Anyway, the point is life has been pretty nice for the last few weeks. I'm starting a new job in less than 2 weeks and since I have all this free time and Brad has a couple of vacation days left in his bank, we decided to take a long weekend for ourselves. We are going to New York for 4 days. We leave tomorrow and I'm so excited. I'm excited that it's so cold (and I love the cold) and I will get to ice-skate outdoors and maybe even play in the snow/slush. I'm excited to wander the city and go to fun places. I'm excited that I will get the next 4 days to spend a lot of time with my favorite person in the world. And I'm excited that while I'm there I will meet a new friend. Allison from Lemonade Life has been very sweet and given us tips on some fun things-to-do, places-to-eat kinda stuff to check out while we are there. And we're going to grab a bite with her while we are there. It will be nice to meet someone IRL from the DOC community.
So bon voyage, folks! We head out tomorrow morning and touch back down to Orlando Sunday night before dinner. Pray for Brad . . . because I'm a very nervous flyer and I'm not going to be a fun travel companion.
~Layne
PS: In other news, I recently (read:yesterday) chopped all my hair off. I guess all the free time has rendered me a tad bored and I took it out on my hair. I LOVE my new haircut but I'm not going to take pics of it just to . . . well, take pics of my head?? No. But I will be sure to post pics of our trip and you'll see it then!
Friday, February 6, 2009
Six things
Here are the rules: Link to the person who has tagged you. Write down six things that make you happy. Post the rules, tag six others and let them know you did it. Then tell the person when your entry is complete.
Six Things That Make Me Happy, in no particular order. . .
- Moe's kids quesadilla (aka the Mini Masterpiece) with chips and queso. ::drool:: Oh! With extra cilantro. Best lunch ever. Had it today. . . very satisfied.
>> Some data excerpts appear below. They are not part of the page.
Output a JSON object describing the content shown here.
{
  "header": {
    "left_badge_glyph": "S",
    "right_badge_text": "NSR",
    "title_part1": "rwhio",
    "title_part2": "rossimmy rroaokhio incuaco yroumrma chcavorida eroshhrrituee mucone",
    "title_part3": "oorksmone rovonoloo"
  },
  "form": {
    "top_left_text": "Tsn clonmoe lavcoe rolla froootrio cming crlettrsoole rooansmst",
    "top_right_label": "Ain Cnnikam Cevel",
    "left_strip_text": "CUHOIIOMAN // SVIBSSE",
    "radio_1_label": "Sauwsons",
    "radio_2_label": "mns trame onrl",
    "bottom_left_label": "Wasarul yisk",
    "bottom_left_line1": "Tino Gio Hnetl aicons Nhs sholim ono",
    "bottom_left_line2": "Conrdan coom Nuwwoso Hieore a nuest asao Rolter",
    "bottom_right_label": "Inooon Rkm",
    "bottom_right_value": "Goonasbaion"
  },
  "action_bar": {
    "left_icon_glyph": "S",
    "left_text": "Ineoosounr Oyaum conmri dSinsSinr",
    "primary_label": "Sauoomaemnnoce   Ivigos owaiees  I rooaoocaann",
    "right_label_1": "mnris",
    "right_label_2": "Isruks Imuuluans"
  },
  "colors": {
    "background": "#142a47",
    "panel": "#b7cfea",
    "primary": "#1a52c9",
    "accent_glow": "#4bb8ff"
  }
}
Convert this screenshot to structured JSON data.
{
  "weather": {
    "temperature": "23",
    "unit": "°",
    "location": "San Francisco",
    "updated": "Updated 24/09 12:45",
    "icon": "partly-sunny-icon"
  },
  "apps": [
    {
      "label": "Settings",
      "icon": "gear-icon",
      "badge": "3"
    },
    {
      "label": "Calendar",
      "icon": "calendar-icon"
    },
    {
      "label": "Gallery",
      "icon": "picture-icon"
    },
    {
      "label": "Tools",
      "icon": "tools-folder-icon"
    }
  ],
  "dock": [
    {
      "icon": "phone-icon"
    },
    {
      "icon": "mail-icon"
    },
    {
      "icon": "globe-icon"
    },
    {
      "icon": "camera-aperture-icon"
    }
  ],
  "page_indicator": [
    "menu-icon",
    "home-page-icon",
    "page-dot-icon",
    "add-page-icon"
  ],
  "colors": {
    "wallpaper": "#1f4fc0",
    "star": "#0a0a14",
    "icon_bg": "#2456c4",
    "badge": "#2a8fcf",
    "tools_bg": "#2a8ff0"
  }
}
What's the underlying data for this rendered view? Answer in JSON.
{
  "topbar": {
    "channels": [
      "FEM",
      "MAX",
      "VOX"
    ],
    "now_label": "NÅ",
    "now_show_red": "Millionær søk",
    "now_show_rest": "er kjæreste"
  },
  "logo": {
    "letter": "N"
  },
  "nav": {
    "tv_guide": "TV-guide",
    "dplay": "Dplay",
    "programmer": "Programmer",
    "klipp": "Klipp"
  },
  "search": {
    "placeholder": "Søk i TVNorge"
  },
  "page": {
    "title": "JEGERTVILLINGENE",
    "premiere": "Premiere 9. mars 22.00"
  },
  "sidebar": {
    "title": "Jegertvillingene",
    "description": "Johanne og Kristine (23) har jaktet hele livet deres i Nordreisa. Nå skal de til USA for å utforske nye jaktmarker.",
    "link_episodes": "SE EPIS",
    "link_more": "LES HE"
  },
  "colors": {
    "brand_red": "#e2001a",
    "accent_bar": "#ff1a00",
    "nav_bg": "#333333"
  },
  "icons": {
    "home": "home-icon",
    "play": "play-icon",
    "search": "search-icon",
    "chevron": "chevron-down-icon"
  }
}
- Organization. Neat stacks, piles or rows of anything. When I have nothing to do I look for something to clean, organize or sort. And very few things give me more pleasure that clearing my desk or checking things off my ever-present "to-do" list. Yes, it's a sickness. :-)
- My new house. I love the way it looks and feels, the way it's decorated, everything. There still things on my "new-house to-do" list, but even still it seems like the stress just pours out of me when I'm home.
- Cuddling on the couch watching the boob-tube with my hubs. Just feels so darn good.
- Oh! I like it when the stinky rat cuddles with us too!
- The whole month of February off work. So far I'm loving it!